Laybit have created an interesting system where users can micro donate, and if they have javascript disabled it will fallback to Bitcoin URI links.
At Laybit people are able to make “pretty” image links, and tip content owners via them. They can even make QR-code so they can tip content owners in the real world. A nice concept worth keeping your eye on.


I’m baffled as to how it took so long for such a project to come along.
Tho I suppose this could be said more broadly of Bitcoin as well.
Hi. Being a non-techie my interest in Bitcoin is purely from a monetary and end-user point of view and, as such, I see an application along these lines as being well overdue (although it is still some way from being the finished article). For any sort of adoption by the masses then simple things such as hidden Bitcoin addresses are a no-brainer. More importantly, until a real system of trust has evolved, the idea that the exchange of goods involving the digit to the left of Bitcoin’s decimal point is slightly deluded.

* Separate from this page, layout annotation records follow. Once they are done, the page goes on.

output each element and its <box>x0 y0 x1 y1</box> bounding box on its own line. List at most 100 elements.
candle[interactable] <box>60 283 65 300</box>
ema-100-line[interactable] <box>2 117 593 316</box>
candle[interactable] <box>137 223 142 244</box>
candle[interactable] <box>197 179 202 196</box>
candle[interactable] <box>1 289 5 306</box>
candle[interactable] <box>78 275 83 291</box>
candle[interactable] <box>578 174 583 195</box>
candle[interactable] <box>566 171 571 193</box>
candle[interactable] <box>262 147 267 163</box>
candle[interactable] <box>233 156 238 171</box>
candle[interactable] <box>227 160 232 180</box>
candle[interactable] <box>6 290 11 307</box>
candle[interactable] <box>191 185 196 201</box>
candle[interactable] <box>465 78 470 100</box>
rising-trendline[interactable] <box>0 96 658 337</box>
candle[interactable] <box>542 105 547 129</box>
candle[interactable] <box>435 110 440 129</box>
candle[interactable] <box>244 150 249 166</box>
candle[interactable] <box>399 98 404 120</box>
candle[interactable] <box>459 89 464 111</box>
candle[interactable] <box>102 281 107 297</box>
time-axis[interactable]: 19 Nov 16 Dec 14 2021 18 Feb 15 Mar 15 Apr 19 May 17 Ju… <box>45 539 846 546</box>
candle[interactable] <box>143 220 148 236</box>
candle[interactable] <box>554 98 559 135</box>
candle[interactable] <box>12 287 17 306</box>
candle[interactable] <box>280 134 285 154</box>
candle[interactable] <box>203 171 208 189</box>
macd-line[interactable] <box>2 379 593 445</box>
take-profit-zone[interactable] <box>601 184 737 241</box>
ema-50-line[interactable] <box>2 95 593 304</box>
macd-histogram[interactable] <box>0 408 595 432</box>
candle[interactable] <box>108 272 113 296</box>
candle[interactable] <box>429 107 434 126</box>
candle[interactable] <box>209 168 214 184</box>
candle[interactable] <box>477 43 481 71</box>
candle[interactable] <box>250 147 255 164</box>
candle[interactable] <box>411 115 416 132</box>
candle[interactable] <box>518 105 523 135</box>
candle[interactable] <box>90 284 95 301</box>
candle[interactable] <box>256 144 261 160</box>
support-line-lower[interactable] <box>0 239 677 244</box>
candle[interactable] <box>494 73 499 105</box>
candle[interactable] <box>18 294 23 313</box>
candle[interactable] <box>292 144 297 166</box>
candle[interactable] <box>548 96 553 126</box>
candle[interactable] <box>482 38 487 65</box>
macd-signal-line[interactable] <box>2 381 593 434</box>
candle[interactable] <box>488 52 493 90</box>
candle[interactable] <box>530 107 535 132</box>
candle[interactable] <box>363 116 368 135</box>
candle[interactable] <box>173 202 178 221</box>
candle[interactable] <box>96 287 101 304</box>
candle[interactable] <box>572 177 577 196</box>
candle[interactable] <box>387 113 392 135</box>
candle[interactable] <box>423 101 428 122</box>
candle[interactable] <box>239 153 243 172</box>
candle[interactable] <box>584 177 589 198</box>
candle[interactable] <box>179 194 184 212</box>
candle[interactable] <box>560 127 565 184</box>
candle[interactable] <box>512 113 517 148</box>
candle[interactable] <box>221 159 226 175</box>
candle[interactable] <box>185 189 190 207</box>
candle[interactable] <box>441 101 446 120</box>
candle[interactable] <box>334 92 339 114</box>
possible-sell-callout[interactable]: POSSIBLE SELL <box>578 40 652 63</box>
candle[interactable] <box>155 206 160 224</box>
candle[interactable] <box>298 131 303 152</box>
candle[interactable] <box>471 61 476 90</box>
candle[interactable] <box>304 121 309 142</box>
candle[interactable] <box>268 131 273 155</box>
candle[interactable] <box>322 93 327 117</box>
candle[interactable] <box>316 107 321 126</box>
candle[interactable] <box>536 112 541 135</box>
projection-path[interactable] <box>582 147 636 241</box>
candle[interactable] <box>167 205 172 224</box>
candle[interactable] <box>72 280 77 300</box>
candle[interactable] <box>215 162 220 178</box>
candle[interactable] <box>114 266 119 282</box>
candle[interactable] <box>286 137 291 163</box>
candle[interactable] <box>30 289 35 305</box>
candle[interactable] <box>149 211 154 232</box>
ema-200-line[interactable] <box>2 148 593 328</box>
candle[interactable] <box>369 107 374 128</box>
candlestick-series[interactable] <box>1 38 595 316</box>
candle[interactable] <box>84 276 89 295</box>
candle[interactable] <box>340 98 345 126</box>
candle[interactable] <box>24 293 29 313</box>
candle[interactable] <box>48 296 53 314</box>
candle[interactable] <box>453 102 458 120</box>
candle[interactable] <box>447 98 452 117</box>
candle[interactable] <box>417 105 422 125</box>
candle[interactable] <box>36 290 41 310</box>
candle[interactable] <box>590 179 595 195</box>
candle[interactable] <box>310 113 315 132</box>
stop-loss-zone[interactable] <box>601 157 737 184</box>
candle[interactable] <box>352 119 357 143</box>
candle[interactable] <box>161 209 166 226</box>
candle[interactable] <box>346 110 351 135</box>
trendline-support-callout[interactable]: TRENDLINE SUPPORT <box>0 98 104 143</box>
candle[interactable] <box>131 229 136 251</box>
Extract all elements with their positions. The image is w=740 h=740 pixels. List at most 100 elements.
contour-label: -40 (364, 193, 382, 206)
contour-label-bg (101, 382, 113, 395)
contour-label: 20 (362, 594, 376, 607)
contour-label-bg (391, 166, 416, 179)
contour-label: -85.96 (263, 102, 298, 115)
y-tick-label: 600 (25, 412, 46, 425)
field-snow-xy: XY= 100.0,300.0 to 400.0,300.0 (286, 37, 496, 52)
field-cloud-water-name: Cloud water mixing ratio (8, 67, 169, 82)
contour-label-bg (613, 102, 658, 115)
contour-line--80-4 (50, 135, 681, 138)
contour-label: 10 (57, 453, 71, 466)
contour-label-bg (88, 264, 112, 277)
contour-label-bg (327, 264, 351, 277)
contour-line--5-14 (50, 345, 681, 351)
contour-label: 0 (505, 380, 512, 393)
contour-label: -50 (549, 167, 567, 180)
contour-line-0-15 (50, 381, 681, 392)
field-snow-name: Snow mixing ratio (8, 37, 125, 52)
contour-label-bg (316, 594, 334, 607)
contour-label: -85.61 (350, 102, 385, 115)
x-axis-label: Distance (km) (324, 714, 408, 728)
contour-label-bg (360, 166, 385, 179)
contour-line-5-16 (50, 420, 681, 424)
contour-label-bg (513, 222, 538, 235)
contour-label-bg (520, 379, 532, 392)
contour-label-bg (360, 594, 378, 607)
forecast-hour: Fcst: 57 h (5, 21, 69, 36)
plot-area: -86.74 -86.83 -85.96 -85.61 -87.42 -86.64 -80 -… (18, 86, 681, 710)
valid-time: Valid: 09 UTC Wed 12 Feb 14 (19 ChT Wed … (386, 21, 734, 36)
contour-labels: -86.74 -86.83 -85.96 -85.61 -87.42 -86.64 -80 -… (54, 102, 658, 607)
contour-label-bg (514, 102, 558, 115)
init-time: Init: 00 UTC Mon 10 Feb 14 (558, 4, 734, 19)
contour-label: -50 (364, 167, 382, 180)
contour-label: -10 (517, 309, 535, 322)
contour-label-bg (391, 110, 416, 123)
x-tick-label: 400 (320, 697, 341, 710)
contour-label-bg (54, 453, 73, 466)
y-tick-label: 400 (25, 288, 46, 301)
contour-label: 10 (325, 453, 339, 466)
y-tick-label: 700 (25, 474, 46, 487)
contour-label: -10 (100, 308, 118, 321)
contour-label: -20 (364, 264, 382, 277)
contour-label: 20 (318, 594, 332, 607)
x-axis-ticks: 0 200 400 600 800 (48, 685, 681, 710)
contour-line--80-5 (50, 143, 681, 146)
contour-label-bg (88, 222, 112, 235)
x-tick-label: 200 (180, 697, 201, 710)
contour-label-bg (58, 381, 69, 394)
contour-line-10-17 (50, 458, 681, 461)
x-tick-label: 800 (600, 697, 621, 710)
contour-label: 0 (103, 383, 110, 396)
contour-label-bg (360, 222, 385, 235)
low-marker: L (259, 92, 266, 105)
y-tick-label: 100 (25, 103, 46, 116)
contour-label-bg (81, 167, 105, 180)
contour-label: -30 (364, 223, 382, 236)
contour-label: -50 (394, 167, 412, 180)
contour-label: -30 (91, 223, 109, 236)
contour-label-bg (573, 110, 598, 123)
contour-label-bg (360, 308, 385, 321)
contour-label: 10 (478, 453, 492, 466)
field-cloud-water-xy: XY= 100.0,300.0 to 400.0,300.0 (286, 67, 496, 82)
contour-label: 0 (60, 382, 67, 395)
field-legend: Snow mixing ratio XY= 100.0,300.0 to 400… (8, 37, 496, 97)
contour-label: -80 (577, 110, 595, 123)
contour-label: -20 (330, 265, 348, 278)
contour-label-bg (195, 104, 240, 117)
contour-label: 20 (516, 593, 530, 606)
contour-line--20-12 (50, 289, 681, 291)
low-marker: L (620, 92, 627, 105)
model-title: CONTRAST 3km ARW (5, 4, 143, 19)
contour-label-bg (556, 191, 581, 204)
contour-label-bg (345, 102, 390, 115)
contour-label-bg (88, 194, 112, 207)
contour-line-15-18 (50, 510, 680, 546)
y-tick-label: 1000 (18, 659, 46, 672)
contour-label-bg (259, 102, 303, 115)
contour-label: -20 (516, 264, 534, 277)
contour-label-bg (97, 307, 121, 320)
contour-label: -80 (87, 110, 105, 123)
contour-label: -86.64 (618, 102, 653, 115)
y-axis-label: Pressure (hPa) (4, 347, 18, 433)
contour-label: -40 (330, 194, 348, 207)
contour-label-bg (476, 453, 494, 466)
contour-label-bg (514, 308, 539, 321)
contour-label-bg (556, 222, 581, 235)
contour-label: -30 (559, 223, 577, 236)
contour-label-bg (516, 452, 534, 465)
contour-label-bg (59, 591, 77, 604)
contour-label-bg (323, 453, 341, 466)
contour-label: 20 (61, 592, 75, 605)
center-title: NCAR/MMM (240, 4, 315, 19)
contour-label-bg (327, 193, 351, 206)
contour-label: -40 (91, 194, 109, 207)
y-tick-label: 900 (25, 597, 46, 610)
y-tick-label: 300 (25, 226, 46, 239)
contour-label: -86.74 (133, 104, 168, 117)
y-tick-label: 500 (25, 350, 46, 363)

As we know, with such a lack of trust, the priority for Bitcoin owners, at present, is to keep them safe and so the number one issue for Bitcoin is velocity. This needs to begin at the 8th decimal place which is why a very simple and user friendly micro-donation system is so important. But even Laybit, as it stands, would alienate the majority of Bitcoin first-timers.
The old world media, once perceived as the mouthpiece of an objective truth that people were prepared to pay for in micro-cash payments, is in terminal decline and, being owned by the perpetrators of our current monetary system, would be the last to legitimise a decentralised currency.
The “truth” is now currently provided in large part for free in the blogsphere so this is surely the perfect arena to get Bitcoins moving even if it’s 0.00000001 bitcoin at a time. I used to happily hand over £1 every day for my newspaper and I’d happily set up a “standing order” to donate a few “Bitcents” a month to reward my favourite bloggers for their labour, especially as I’d only have to “risk” placing a very small number of coins in the hands of an, as yet, untrusted payment system. Over time the new market price for “the truth” would be established whilst helping to evolve the system of trust in the new currency in which it is being paid for. Advertisiers looking for eyeballs will only help to endorse the new currency when placing ads on those sites and the trickle-up effect can begin.
I’ll be watching further develpments in this area very closely.